Partial purification and some properties of pyroglutamyl peptidase from Enterococcus faecalis.

Pyroglutamyl peptidase was partially purified from Enterococcus faecalis ATCC 19433 by anion-exchange chromatography, gel filtration and salting out after lysis of cell walls with N-acetylmuramidase. Pyroglutamyl peptidase was purified 46-fold with a yield of about 2% based on the total activity of the crude extract. The molecular mass of the bacterial enzyme was estimated to be about 82 kD by gel filtration. The pl of the enzyme was 4.2 and the optimum pH and temperatures for the reaction were 7.2-7.5 and 35-45 degrees C, respectively. The enzyme was relatively stable below 45 degrees C, but almost all the activity was lost after heat-treatment at 55 degrees C for 15 min.
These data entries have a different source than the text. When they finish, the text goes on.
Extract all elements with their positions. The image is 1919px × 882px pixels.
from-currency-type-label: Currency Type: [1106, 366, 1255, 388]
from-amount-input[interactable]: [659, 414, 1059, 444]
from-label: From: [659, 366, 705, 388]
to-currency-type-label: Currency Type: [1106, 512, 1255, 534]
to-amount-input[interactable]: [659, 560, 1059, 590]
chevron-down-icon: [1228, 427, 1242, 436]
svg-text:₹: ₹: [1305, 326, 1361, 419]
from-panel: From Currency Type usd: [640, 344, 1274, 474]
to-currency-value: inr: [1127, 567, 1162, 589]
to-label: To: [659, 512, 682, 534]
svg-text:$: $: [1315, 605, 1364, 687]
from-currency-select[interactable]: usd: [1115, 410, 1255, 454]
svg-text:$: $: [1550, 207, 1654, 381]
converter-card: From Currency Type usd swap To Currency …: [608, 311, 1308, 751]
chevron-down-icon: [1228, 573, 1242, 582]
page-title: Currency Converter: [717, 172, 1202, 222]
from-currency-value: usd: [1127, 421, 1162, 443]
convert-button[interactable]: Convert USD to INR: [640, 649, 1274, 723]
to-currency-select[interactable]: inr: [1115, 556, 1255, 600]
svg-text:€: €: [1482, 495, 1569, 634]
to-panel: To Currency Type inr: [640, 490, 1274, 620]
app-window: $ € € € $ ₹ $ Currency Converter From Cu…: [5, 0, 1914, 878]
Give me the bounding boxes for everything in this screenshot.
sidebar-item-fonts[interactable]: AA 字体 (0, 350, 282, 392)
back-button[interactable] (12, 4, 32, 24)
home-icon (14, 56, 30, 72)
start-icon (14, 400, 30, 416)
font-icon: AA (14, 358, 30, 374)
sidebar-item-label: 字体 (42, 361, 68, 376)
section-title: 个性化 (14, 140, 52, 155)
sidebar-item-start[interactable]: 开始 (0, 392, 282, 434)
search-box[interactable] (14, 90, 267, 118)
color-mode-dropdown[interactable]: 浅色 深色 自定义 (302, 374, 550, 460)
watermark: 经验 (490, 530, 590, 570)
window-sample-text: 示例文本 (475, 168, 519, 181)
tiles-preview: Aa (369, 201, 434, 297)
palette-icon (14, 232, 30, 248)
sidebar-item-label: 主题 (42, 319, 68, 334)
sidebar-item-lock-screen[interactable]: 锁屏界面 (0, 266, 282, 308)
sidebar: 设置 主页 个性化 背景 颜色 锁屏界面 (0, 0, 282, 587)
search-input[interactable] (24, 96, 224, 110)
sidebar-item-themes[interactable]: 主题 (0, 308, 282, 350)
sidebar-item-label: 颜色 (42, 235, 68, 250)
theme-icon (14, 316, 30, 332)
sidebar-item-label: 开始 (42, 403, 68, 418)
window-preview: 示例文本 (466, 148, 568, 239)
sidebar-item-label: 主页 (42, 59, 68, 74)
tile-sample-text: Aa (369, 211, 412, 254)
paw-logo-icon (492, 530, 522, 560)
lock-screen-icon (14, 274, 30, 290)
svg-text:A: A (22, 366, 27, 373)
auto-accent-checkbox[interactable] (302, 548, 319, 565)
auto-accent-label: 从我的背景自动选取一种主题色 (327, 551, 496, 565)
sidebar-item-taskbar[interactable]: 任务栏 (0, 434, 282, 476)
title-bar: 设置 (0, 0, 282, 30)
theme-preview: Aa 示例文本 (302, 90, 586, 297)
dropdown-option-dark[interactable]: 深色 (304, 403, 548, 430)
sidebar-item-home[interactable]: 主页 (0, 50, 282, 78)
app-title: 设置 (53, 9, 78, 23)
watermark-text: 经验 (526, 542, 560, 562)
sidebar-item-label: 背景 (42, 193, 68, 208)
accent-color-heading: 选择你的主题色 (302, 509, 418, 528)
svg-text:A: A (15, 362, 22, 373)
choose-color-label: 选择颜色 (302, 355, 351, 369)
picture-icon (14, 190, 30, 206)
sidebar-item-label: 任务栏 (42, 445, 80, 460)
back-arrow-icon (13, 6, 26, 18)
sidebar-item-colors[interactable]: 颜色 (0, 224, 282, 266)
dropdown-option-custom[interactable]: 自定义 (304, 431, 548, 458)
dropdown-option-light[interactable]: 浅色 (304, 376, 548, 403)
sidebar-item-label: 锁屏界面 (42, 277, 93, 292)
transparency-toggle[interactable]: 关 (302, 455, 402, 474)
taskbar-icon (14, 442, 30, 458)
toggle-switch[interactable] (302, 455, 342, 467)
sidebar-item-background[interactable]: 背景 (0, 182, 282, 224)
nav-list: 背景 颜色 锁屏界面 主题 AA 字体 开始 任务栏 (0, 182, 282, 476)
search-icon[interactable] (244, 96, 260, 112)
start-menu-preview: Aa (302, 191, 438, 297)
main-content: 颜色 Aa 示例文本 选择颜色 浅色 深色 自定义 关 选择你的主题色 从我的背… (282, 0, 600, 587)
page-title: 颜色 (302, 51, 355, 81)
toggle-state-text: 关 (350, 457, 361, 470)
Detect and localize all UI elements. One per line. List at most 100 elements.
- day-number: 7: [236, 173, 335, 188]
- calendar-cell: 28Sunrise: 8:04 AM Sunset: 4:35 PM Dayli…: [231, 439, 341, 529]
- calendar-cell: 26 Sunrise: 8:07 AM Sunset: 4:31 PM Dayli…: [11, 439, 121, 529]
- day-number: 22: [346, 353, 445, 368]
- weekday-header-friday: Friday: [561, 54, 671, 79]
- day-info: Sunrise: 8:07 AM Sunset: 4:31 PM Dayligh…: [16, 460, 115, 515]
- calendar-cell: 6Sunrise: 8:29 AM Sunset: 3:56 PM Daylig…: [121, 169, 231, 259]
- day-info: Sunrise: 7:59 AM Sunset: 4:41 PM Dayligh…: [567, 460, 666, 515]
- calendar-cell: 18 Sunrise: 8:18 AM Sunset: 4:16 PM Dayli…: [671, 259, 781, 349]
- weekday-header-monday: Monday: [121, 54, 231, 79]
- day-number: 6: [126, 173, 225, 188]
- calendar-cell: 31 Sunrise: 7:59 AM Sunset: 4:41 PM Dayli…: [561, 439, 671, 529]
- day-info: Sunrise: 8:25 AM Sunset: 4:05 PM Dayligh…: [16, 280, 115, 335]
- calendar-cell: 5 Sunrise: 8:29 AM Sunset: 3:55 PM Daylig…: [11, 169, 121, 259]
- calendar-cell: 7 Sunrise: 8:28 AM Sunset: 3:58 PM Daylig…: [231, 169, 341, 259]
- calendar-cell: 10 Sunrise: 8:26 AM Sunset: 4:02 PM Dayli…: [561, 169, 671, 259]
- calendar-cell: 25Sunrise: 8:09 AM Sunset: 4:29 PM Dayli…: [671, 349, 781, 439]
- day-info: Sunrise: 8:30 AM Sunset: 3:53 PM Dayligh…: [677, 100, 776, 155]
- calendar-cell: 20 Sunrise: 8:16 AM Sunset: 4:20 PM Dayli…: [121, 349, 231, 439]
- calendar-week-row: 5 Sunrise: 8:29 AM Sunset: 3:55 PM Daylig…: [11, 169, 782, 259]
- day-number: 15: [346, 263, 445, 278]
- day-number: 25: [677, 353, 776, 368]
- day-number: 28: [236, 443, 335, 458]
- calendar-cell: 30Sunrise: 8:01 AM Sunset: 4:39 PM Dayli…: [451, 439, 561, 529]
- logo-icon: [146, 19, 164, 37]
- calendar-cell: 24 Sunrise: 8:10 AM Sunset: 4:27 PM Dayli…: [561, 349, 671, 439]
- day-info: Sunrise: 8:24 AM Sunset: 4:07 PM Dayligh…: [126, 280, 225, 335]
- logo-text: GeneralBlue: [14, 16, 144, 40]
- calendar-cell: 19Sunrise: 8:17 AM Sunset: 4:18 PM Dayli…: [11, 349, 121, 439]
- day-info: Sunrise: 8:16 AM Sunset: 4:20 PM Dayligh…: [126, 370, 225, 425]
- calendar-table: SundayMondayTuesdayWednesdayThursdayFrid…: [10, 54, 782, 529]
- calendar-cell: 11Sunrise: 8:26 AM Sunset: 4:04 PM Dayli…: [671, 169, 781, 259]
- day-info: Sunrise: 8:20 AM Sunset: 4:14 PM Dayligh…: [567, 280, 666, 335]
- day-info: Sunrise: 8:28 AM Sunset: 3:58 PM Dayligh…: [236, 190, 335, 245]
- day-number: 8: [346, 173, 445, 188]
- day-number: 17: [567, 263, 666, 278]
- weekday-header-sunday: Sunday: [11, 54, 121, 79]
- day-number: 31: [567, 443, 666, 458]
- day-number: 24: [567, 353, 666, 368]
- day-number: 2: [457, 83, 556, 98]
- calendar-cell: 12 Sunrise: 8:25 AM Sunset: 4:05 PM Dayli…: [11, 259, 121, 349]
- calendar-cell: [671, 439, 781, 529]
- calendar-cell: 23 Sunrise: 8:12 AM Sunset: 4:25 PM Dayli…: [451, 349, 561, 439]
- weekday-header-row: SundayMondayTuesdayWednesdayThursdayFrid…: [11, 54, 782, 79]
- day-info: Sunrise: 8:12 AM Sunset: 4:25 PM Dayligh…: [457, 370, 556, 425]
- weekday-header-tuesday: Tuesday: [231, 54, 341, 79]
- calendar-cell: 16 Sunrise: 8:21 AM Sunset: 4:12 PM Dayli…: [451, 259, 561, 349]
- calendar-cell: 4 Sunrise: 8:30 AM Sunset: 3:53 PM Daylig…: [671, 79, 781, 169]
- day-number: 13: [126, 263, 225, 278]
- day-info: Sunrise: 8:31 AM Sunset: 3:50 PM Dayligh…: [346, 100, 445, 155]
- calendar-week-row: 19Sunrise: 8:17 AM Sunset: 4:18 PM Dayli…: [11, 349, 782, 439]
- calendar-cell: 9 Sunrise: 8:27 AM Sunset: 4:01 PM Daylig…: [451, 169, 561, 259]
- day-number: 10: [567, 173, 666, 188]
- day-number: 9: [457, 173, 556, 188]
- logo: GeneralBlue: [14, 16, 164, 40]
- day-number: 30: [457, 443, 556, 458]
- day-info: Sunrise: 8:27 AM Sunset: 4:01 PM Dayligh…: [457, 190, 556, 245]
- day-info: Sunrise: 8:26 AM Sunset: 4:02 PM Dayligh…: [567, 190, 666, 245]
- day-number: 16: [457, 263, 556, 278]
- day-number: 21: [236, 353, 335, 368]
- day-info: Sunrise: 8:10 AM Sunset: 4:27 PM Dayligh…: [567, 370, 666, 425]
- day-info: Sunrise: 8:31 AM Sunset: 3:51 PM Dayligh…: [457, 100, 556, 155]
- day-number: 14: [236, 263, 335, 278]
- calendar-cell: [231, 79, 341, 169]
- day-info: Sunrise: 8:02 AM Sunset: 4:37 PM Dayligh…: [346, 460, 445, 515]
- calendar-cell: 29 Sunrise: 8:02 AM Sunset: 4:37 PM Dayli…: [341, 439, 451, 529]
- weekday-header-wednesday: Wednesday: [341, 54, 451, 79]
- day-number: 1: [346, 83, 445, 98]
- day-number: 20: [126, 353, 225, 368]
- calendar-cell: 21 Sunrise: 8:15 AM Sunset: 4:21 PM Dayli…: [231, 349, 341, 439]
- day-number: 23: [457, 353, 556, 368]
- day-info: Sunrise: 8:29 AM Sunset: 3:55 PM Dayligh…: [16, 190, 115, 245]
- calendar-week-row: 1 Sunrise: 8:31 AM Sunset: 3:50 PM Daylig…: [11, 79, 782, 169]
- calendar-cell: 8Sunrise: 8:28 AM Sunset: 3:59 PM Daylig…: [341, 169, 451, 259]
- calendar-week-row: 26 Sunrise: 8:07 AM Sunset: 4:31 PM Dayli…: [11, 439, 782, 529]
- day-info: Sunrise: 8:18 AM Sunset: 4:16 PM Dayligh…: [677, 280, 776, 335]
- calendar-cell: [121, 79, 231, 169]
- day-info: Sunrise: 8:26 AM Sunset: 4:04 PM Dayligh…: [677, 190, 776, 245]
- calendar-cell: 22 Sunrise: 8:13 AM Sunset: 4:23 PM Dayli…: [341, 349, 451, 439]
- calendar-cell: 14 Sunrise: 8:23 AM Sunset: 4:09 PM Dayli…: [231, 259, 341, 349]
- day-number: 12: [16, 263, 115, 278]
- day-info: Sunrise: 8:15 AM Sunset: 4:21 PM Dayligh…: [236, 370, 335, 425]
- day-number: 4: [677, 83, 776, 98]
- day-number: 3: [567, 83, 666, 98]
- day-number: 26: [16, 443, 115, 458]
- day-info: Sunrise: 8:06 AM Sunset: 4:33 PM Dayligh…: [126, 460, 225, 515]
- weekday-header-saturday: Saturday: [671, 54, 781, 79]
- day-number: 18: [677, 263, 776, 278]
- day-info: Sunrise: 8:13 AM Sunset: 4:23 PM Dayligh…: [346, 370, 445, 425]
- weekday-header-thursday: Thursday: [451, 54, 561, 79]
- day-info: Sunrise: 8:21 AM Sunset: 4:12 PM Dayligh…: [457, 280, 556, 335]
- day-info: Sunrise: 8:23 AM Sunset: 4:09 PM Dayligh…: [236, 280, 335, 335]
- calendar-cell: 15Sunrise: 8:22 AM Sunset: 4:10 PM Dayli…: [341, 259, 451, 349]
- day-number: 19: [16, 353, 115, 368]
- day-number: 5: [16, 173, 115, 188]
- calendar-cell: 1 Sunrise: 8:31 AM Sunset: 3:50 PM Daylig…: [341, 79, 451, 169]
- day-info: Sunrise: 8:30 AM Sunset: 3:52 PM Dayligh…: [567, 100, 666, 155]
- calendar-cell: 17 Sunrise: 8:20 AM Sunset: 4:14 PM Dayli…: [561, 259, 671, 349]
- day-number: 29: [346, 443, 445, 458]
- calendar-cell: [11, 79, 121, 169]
The apparent K(m) value for pyroglutamyl-beta-naphthylamide was 0.55 mM. The bacterial enzyme specifically cleaved pyroglutamyl residues from the amino termini of pyroglutamyl compounds, such as Pyr-Asn-Gly, Pyr-His-Gly, Pyr-Ala-Glu, Pyr-Ala, neurotensin, thyrotropin-releasing hormone and bradykinin-potentiator B. However, human IgG and Bence Jones protein, which are high-molecular-mass proteins, were not hydrolysed. Neither derivatives of free amino acids, such as Ala-, Gly-, Pro- and Leu-p-nitroanilide, nor benzoyl-DL-Arg-p-nitroanilide were hydrolysed. The activity was strongly inhibited by thiol-blocking reagents (p-CMB, N-ethylmaleimide, monoiodoacetic acid). In addition, protease inhibitors, such as TLCK and PMSF, reduced the activity by 54 to 73%. These results suggest that the bacterial enzyme is a cysteine protease with sulphydryl residues in its active site and, possibly, histidine or serine residues near the active site.